[Godolphin Complete by Edward Bulwer-Lytton]@TWC D-Link bookGodolphin Complete CHAPTER XIX 5/17
It was true that, as no woman's disgrace was confessedly traced to him, so neither was any man's ruin--save only in the doubtful instance of the unfortunate Johnstone.
He never won of any person, however ardent, more than a certain portion of his fortune--the rest of his undoing Saville left to his satellites; nay, even those who had in reality most reason to complain of him, never perceived his due share in their impoverishment.
It was common enough to hear men say, "Ah! Saville, I wish I had taken your advice, and left off while I had yet half my fortune!" They did not accurately heed that the first half was Saville's; because the first half had excited, not ruined them. Besides this method of making money, so strictly social, Saville had also applied his keen intellect and shrewd sense to other speculations. Cheap houses, cheap horses, fluctuations in the funds, all descriptions of property (except perhaps stolen goods), had passed under his earnest attention; and in most cases, such speculations had eminently succeeded. He was therefore now, in his middle age, and still unmarried, a man decidedly wealthy; having, without ever playing miser, without ever stinting a luxury, or denying a wish, turned nothing into something, poverty into opulence. It was noon; and Saville was slowly finishing his morning repast, and conversing with a young man stretched on a sofa opposite in a listless attitude.

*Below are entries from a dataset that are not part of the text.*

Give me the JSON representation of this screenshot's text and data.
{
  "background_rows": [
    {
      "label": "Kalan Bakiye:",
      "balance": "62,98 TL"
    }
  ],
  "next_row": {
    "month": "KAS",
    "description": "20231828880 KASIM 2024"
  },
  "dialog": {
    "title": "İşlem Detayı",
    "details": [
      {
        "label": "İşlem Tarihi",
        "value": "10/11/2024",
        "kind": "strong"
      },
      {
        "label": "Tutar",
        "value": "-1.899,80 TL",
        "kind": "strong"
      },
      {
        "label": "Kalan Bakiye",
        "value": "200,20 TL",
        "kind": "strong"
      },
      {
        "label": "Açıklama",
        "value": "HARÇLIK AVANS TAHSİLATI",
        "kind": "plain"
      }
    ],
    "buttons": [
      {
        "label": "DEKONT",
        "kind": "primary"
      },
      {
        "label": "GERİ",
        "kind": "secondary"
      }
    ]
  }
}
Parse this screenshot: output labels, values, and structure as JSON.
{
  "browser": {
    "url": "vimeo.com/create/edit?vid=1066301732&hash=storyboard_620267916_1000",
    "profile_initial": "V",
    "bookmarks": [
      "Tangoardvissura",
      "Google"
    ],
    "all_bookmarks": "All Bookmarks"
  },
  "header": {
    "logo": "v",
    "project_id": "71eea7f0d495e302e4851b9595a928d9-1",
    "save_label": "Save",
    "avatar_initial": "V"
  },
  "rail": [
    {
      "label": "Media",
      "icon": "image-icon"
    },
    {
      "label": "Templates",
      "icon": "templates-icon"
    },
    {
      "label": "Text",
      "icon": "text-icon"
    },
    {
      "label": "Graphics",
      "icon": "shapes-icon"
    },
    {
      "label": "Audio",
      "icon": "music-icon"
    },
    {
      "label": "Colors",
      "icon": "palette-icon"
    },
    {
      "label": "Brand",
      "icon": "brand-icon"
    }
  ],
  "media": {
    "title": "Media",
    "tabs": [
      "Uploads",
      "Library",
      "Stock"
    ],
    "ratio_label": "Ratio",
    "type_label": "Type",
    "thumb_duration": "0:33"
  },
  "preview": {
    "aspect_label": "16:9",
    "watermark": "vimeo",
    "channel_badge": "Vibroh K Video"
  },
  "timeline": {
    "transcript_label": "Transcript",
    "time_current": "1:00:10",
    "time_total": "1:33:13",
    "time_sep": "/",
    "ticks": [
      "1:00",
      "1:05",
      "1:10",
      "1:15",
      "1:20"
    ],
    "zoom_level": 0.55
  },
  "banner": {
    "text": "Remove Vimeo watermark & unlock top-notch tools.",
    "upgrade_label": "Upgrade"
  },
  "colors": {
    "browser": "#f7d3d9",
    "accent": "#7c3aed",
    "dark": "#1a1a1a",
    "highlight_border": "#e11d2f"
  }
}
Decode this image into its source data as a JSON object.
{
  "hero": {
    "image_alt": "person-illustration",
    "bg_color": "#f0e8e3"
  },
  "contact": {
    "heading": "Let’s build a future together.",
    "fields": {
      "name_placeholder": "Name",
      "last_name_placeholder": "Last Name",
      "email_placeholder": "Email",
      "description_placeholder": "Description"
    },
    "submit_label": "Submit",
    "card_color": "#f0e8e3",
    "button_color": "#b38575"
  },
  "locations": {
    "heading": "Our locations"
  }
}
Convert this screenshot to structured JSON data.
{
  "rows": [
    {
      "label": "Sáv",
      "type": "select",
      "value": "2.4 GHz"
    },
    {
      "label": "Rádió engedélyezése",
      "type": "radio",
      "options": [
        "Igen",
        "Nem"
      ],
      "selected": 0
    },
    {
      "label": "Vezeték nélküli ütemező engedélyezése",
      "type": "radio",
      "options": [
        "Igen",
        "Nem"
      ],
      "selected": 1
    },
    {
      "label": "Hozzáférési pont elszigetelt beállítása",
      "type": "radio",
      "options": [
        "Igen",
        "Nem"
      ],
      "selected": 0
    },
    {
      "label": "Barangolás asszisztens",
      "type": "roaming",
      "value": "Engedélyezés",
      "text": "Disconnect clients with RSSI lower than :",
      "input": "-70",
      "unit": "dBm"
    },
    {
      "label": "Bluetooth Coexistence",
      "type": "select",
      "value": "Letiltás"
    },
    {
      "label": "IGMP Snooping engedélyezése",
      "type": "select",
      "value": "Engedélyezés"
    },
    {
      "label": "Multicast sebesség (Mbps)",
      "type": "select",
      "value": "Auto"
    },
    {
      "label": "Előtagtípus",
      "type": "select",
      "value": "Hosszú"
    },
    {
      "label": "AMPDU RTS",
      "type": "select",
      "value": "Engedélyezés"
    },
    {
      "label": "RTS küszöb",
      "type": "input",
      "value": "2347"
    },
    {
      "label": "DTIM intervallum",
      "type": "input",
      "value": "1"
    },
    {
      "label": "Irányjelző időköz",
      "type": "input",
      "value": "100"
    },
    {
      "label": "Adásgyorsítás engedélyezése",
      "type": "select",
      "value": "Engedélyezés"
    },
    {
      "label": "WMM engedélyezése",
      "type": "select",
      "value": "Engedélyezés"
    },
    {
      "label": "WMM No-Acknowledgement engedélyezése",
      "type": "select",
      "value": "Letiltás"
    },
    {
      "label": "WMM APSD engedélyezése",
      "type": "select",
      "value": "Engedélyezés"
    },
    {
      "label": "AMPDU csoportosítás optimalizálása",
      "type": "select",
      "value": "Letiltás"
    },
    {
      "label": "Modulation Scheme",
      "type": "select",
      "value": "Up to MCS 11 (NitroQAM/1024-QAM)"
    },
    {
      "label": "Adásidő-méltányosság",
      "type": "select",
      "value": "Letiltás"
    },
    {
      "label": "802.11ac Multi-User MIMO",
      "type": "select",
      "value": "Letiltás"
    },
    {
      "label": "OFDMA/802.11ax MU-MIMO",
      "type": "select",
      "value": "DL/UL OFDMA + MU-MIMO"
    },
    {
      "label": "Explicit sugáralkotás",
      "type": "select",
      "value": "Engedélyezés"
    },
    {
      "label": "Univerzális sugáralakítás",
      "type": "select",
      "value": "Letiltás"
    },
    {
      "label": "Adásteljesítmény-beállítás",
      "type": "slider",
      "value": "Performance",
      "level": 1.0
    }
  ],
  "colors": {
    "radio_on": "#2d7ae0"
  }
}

The room was in perfect keeping with the owner: there was neither velvet, nor gilding, nor buhl, nor marquetrie--all of which would have been inconsistent with the moderate size of the apartment. But the furniture was new, massive, costly, and luxurious without the ostentation of luxury.
A few good pictures, and several exquisite busts and figures in bronze, upon marble pedestals, gave something classic and graceful to the aspect of the room.